Profundas, a veces imposibles de cicatrizar, son las heridas que deja una guerra en el cuerpo y en las almas de las personas. No hay ganadores en los enfrentamientos armados, solo víctimas. Cuerpos mutilados, almas rotas, casas abandonadas, campos destrozados, muertos sin nombre. Es lo que ha dejado en Colombia una guerra civil que aun no ha terminado. Panorama desolador en el cual se ha adentrado durante años y años el artista Juan Manuel Echavarría. Con discreción, respeto, humildad y humanidad, ha retratado el dolor que queda diseminado en pequeños detalles que testimonian el paso de vidas fracturadas. Con su lente ha capturado ecos de terror que quedan atrapados en los vacíos de las casas, en la soledad de un animal, en los pizarrones con letras esfumadas, en hojas de cuadernos con dibujos infantiles a medio terminar y libros sucios de tierra.

Echavarría por casi cincuenta años vivió en el mundo de ensoñaciones de la literatura, escribiendo novelas oníricas, fantásticas, sumergido en la otra Colombia, esa que buscaba, en una creatividad refinada y docta, el antídoto al horror y al miedo. Hasta que, como confiesa él mismo:

– En el umbral de los cincuenta la palabra me dijo “vete de mi”. En ese momento entré en una crisis existencial. Me sentía al borde de un precipicio y viajé a Nueva York para hablar con dos amigas entrañables y grandes artistas: Ana Tiscornia y Liliana Porter.

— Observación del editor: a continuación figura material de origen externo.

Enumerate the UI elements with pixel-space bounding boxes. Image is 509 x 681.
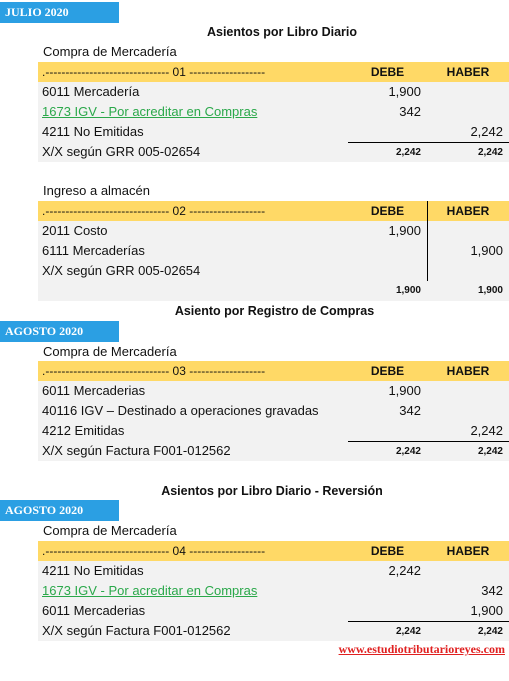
haber-value [427,381,509,401]
debe-value [348,601,427,621]
website-link[interactable]: www.estudiotributarioreyes.com [338,642,505,656]
haber-value: 342 [481,583,503,598]
account-name: 6011 Mercaderias [42,603,146,618]
table-row [38,381,509,401]
account-link[interactable]: 1673 IGV - Por acreditar en Compras [42,104,258,119]
table-row [38,82,509,102]
t-account-divider [427,201,428,281]
haber-value [427,401,509,421]
haber-value [427,82,509,102]
debe-header: DEBE [370,544,405,558]
entry-label: .------------------------------- 02 ------------------- [42,204,266,218]
journal-entry-01 [38,62,509,162]
account-name: X/X según GRR 005-02654 [42,263,201,278]
debe-header: DEBE [370,65,405,79]
table-header [38,62,509,82]
debe-value: 342 [399,104,421,119]
table-row [38,221,509,241]
entry-label: .------------------------------- 01 ------------------- [42,65,266,79]
table-row [38,601,509,621]
table-row [38,561,509,581]
account-name: 2011 Costo [42,223,108,238]
account-name: X/X según Factura F001-012562 [42,623,231,638]
month-tag-julio: JULIO 2020 [0,2,119,23]
table-row [38,401,509,421]
debe-value: 1,900 [388,383,421,398]
account-link[interactable]: 1673 IGV - Por acreditar en Compras [42,583,258,598]
table-header [38,361,509,381]
entry-description: Ingreso a almacén [43,183,150,198]
debe-header: DEBE [370,204,405,218]
table-row [38,241,509,261]
haber-total: 2,242 [427,142,509,162]
table-row [38,581,509,601]
haber-total: 2,242 [427,441,509,461]
debe-header: DEBE [370,364,405,378]
account-name: 6011 Mercaderias [42,383,146,398]
entry-description: Compra de Mercadería [43,344,177,359]
debe-total: 1,900 [395,285,421,296]
account-name: X/X según GRR 005-02654 [42,144,201,159]
debe-total: 2,242 [348,142,427,162]
haber-total: 1,900 [477,285,503,296]
debe-value: 1,900 [388,84,421,99]
account-name: 4211 No Emitidas [42,563,144,578]
haber-value [427,221,509,241]
haber-value [427,561,509,581]
debe-value: 2,242 [388,563,421,578]
journal-entry-02 [38,201,509,301]
account-name: X/X según Factura F001-012562 [42,443,231,458]
debe-value [348,581,427,601]
haber-header: HABER [446,65,490,79]
haber-header: HABER [446,364,490,378]
haber-value: 2,242 [470,124,503,139]
debe-total: 2,242 [348,621,427,641]
debe-value [348,421,427,441]
table-row [38,102,509,122]
account-name-link[interactable] [38,102,348,122]
account-name: 4211 No Emitidas [42,124,144,139]
total-row [38,281,509,301]
section-title-libro-diario: Asientos por Libro Diario [206,25,357,39]
entry-description: Compra de Mercadería [43,44,177,59]
total-row [38,441,509,461]
month-tag-agosto: AGOSTO 2020 [0,321,119,342]
month-tag-agosto-reversion: AGOSTO 2020 [0,500,119,521]
account-name-link[interactable] [38,581,348,601]
debe-value [348,122,427,142]
table-row [38,421,509,441]
journal-entry-04 [38,541,509,641]
debe-total: 2,242 [348,441,427,461]
account-name [38,281,348,301]
account-name: 4212 Emitidas [42,423,125,438]
debe-value: 1,900 [388,223,421,238]
table-header [38,541,509,561]
haber-value [427,261,509,281]
haber-value: 1,900 [470,603,503,618]
entry-description: Compra de Mercadería [43,523,177,538]
account-name: 40116 IGV – Destinado a operaciones gravadas [42,403,319,418]
entry-label: .------------------------------- 04 ------------------- [42,544,266,558]
total-row [38,621,509,641]
haber-value: 2,242 [470,423,503,438]
haber-header: HABER [446,204,490,218]
account-name: 6111 Mercaderías [42,243,145,258]
haber-value [427,102,509,122]
section-title-registro-compras: Asiento por Registro de Compras [174,304,375,318]
journal-entry-03 [38,361,509,461]
table-row [38,261,509,281]
haber-total: 2,242 [427,621,509,641]
section-title-reversion: Asientos por Libro Diario - Reversión [161,484,383,498]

Ellas me regalaron una cámara fotográfica y me lanzaron al precipicio. Esa cámara se transformó en un paracaídas que me dejó caer en Colombia. Comencé a ver lo que no había visto hasta ese momento, a conocer un país al que pertenecía a pesar de mis huidas. Creció en mi el deseo de investigar, testimoniar la violencia de la guerra a través de la imagen y del arte. En la literatura siempre me sentí atraído por la metáfora, el símbolo. Con la cámara fotográfica escogí ese mismo camino. No estaba interesado en la documentación reporteril sino en mostrar la violencia a través del arte.

 

Juan Manuel Echavarria

Photo Credits: Juan Manuel Echavarría, Testigo Miraflores 2016. Impresión cromogénica, 100cm x 150 cm

 

¿Antes de dedicarte con tanta pasión a la fotografía hubo algún momento en el cual sentiste el deseo de expresarte con ese medio?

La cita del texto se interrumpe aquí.